On peut parfois mesurer la force d’une œuvre au nombre de ses adaptations et réinterprétations. C’est le cas d’Alice In Wonderland/Alice au Pays des merveilles de Lewis Carroll et de ses avatars à foison — versions animées, filmées, jeux vidéo… — que neuf vies de chat (du Cheshire) ne suffiraient peut-être pas à recenser.

Cette fois, qu’avons-nous entre les mains ? Wonderland, impressionnante brique de près de 550 pages rassemblant la série de trois comics nés de l’imagination du scénariste Raven Gregory (et parus initialement en 2008-09 dans la collection Grimm Fairy Tales, de l’éditeur US Zenesope). Alice vit aux États-Unis, à notre époque, bien après son incursion dans le Pays des merveilles. Elle est à présent mariée, mère de famille et… elle ne va pas bien. Depuis une tentative de suicide cinq ans plus tôt, Alice végète dans un état catatonique, son lapin blanc de compagnie sur les genoux. Calie, sa fille de 18 ans, se morfond, n’en pouvant plus de l’atmosphère familiale pesante (son frère Johnny est aussi un peu perturbé) et de la routine de son existence (l’alcool, les champignons et la baise ne sont que des pis-aller). Mais « Wonderland » va se rappeler au bon souvenir d’Alice et, surtout, injecter quelques onces noires de folie dans la vie de sa fille.

Raven Gregory ne s’est pas limité au seul univers de Lewis Carroll : son ambition a été de croiser les personnages de l’auteur britannique et le monde d’épouvante d’H.P. Lovecraft. Habité de silhouettes réinventées par le dessinateur Daniel Leister (le Chapelier, le Chat, la Reine de cœur, etc. sont tous là, habillés d’une chatoyante palette numérique — certains aiment le rendu très lisse, d’autres pas), Wonderland devient une dimension infernale menaçant de nous envahir, à moins que des initiés consentent à pratiquer des sacrifices ponctuels pour maintenir fermée la porte entre les mondes. L’hybridation fonctionne et on n’a jamais envie de lâcher le bouquin, les yeux pris dans les fils d’une intrigue qui privilégie grandement les personnages féminins — Alice bien sûr, mais surtout Calie, l’héroïne véritable des trois tomes, Retour au Pays des merveilles, Au-delà du Pays des merveilles et Fuir le Pays des merveilles.
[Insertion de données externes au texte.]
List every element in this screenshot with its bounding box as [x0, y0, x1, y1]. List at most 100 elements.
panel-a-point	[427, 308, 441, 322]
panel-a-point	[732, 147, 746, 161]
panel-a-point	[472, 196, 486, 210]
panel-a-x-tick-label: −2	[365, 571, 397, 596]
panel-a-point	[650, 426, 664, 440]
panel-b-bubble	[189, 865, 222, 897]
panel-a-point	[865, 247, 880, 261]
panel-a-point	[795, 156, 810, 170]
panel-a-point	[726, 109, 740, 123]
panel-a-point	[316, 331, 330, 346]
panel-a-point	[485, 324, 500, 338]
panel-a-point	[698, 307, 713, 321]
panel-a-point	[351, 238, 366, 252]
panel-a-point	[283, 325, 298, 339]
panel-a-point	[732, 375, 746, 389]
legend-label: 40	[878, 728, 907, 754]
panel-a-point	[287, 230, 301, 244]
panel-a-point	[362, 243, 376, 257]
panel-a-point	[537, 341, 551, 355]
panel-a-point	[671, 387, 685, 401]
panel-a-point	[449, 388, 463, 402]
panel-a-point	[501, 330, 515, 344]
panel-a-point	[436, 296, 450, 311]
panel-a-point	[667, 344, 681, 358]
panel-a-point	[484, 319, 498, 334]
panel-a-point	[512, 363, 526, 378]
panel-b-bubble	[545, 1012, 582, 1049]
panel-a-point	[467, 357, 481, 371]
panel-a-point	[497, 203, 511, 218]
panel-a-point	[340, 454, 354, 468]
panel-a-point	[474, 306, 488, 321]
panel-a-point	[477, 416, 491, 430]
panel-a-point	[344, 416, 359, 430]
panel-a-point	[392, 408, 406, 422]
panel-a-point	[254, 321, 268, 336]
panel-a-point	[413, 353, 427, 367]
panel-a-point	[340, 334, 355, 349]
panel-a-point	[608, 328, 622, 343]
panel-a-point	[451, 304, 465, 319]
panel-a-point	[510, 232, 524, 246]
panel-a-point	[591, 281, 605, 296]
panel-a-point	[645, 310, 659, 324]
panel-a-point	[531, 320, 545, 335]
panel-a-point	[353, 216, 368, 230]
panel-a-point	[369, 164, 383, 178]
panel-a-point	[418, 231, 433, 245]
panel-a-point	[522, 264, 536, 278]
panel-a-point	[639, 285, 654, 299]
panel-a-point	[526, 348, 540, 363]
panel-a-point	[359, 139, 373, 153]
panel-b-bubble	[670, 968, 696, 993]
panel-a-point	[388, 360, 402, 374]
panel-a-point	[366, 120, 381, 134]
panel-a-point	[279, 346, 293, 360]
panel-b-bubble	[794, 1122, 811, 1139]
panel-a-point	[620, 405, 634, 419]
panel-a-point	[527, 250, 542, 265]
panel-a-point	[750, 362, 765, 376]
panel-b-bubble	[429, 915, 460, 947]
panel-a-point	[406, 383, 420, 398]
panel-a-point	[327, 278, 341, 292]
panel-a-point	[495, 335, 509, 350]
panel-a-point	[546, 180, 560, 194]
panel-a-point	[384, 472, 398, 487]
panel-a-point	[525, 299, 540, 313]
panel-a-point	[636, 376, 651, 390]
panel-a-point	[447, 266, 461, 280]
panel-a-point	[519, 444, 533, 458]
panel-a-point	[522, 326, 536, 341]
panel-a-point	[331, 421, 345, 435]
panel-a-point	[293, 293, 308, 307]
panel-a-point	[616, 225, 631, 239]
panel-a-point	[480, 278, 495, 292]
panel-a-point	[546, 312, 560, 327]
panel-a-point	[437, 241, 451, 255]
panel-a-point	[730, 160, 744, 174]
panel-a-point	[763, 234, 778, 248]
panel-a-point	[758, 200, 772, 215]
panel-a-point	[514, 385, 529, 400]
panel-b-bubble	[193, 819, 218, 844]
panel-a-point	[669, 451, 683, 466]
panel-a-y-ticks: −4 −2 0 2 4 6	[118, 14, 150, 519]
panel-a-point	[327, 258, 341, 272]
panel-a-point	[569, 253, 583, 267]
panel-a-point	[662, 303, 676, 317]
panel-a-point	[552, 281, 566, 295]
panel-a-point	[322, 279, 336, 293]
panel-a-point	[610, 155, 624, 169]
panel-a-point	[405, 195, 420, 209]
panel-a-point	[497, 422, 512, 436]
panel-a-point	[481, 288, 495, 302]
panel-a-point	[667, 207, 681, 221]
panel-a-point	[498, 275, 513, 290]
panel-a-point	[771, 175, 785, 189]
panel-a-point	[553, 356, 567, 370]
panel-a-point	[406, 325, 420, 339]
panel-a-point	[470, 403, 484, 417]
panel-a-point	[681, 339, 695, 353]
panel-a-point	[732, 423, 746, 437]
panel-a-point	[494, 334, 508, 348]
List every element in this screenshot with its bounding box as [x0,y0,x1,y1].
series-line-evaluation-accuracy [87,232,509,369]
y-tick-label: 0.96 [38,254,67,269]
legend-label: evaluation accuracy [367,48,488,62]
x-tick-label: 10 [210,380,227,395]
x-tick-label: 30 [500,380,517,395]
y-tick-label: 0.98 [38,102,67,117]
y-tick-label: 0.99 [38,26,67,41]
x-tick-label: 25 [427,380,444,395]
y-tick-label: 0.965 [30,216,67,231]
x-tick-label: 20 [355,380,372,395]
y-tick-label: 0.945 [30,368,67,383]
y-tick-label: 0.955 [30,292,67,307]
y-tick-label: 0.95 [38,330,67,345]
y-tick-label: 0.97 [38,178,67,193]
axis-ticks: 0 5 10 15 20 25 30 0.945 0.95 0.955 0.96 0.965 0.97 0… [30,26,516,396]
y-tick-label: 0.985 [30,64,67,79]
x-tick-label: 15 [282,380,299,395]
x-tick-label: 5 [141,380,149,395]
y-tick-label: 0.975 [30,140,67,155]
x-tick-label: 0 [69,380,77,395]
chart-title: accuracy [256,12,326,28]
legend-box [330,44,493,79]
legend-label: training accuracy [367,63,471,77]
Les auteurs s’amusent à disséminer au fil des cases une multitude de détails subliminaux et autres « Easter eggs » qui renvoient, entre autres, à leurs références et influences (le premier tome se conclut par deux pages de « solutions » qui invitent à tout reprendre depuis le début, parfois avec une loupe à la main !). In fine, pour les plus grands fans, plusieurs pages d’esquisses, de croquis préparatoires et d’extraits de scénario viennent parfaire l’ouvrage. Bien sûr, inutile de vous risquer dans ce pays des merveilles si les contes revus et corrigés façon comics pour adultes ne sont pas votre tasse de thé : Wonderland est résolument noir, pervers et sanglant, les filles y sont super sexy et les monstres cauchemardesques. Mais si, en librairie, la couverture vous fait de l’œil, l’air de vous dire « read me », n’hésitez pas, résister serait… pure folie.

En librairie depuis le 25 janvier 2022.